October 13, 2007
A Great and Terrible Beauty
A Great and Terrible Beauty by Libba Bray
Young Adult Fiction
Finished on 10/12/07
Rating: 2/5 (Below Average)
R.I.P. II Challenge #3
Gemma Doyle isn't like other girls. Girls with impeccable manners, who speak when spoken to, who remember their station, and who will lie back and think of England when it's required of them.
No, sixteen-year-old Gemma is an island unto herself, sent to the Spence Academy in London after tragedy strikes her family in India. Lonely, guilt-ridden, and prone to visions of the future that have an uncomfortable habit of coming true, Gemma finds a chilly reception. But she's not completely alone... she's been followed by a mysterious young man, who warns her to close her mind against the visions.
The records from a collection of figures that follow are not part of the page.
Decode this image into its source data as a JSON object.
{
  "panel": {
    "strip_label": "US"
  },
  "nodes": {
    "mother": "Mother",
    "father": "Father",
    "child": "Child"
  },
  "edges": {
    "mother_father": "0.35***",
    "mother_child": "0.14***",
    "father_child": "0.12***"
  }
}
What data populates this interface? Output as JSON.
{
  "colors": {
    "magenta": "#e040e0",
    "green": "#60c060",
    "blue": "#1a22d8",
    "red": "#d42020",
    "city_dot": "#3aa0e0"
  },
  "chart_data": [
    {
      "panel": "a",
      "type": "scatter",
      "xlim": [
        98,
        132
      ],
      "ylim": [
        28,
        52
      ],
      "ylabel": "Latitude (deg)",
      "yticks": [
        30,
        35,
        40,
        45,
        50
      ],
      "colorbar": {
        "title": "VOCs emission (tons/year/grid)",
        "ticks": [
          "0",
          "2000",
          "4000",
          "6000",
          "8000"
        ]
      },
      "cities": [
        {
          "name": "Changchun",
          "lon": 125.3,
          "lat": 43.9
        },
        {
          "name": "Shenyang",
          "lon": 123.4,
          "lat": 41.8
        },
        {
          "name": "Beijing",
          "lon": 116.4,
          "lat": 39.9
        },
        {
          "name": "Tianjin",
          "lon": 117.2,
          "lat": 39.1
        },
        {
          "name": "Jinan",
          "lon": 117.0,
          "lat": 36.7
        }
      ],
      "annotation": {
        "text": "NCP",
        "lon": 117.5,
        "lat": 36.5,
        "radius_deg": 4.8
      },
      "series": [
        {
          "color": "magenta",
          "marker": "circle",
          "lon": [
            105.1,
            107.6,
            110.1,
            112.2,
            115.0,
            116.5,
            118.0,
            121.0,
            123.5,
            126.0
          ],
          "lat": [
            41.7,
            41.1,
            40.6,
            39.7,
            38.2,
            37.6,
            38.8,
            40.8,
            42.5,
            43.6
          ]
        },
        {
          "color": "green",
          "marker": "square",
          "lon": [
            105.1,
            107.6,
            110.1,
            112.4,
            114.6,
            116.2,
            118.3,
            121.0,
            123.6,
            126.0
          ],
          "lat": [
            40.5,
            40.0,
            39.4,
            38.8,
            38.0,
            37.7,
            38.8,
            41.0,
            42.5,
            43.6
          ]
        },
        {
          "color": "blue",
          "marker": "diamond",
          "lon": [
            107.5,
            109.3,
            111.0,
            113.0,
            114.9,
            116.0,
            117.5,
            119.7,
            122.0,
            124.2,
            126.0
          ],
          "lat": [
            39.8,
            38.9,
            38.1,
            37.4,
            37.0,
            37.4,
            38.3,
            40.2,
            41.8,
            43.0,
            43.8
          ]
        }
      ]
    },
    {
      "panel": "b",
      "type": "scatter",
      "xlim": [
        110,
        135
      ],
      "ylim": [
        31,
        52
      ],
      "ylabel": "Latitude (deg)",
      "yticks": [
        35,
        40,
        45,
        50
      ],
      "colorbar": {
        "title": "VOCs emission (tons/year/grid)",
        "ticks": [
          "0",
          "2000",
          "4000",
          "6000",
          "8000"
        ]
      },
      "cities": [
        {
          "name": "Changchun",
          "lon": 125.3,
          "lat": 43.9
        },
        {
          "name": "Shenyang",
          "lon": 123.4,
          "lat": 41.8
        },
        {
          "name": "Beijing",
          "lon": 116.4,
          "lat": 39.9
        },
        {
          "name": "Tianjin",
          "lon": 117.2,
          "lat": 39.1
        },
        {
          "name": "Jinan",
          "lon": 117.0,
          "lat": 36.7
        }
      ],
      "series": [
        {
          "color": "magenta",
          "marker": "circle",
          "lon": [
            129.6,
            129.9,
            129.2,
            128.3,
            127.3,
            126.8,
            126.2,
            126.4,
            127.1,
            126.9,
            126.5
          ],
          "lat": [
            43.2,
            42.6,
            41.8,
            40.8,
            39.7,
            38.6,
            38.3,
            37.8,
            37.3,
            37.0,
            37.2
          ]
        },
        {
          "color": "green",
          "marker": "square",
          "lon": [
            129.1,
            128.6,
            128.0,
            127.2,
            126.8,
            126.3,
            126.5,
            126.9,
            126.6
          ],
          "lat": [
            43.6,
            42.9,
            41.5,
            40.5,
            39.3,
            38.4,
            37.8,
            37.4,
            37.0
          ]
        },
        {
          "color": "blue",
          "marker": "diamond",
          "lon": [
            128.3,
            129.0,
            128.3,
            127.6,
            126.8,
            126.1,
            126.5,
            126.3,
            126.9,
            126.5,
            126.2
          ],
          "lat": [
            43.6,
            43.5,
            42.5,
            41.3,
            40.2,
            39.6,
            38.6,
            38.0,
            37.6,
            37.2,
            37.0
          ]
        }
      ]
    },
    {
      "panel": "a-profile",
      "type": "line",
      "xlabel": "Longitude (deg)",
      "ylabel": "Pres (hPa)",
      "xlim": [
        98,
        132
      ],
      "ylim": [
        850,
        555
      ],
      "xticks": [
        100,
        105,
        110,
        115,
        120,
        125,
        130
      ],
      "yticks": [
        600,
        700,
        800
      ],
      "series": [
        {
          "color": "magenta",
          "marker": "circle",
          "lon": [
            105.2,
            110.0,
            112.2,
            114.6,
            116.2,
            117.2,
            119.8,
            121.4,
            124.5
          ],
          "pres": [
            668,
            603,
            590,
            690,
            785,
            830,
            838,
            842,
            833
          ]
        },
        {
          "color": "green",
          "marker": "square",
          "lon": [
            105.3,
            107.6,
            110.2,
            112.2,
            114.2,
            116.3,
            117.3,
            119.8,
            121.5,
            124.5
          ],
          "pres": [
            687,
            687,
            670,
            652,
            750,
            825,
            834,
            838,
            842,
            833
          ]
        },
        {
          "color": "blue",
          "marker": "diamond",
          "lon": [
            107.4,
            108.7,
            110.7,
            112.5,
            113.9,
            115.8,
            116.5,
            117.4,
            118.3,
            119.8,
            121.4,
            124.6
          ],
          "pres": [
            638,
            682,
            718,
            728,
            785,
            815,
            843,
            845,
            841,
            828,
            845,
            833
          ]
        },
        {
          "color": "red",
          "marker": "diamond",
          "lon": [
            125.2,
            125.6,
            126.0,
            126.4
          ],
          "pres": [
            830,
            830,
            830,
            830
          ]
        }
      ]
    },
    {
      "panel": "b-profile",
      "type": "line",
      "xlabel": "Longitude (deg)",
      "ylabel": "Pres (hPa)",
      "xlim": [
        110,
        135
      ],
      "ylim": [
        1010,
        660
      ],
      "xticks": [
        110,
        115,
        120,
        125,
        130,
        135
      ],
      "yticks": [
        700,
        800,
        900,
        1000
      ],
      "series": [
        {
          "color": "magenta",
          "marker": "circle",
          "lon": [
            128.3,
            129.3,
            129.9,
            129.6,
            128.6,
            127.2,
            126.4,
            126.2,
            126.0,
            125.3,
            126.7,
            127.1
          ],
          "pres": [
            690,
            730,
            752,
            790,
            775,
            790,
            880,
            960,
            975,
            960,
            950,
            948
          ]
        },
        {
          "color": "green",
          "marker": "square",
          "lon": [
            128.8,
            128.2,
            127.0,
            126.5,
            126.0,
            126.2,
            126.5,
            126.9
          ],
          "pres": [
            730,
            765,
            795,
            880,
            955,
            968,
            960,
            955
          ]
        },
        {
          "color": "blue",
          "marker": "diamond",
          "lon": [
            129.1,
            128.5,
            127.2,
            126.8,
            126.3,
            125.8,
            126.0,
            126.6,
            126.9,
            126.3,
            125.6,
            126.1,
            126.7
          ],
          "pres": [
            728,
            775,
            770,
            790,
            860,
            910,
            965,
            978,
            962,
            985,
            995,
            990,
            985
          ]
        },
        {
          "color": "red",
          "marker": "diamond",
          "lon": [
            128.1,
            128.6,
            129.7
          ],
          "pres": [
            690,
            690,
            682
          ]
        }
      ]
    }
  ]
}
For it's at Spence that Gemma's power to attract the supernatural unfolds; there she becomes entangled with the school's most powerful girls and discovers her mother's connection to a shadowy group called the Order. It's there that her destiny waits... if only she can believe in it.
A Great and Terrible Beauty is a curl-up-under-the-covers kind of book... a vast canvas of rustling skirts and dancing shadows and things that go bump in the night. It's a vividly drawn portrait of the Victorian age, when girls were groomed for lives as rich men's wives... and the story of a girl who saw another way.
Sigh. It's happened again. Another hyped-up novel that failed to entertain. Perhaps I'm just not suited for these modern-day Gothic novels. Or, maybe it's the teenage angst that turns me off. Whatever the reason, I'm sorry to say it was quite a struggle to get into the book and I almost quit on several occasions. However, I stuck with it since I'd heard positive remarks from fellow bloggers. Heather, Jenclair and Kailana all loved the novel and wrote glowing reviews, which I encourage you to read if you're the least bit interested in this book.
It's very difficult to write a review for a book I disliked so much. In a nutshell, I didn't care for Gemma's sardonic wit and thought her voice sounded contrived throughout the entire novel. The overuse of metaphors was also irritating. I didn't care for any of the characters and thought the plot far too predictable. The following passage leapt from the page, jarring me from what little interest I had going and made me think, would someone in 1895 truly say this?
Felicity stops. "Oh, honestly, this is the worst attempt at a gothic novel I've ever read. All we're missing are creaking castle floors and a heroine in danger of losing her virtue."
I do think, however, that this might make for an entertaining movie. I found myself picturing Johnny Depp as Kartika and wouldn't mind seeing that come to be. Looks like the rights have been bought, so we may just see this come to theaters near us (or Netflix, in my case) in a few years.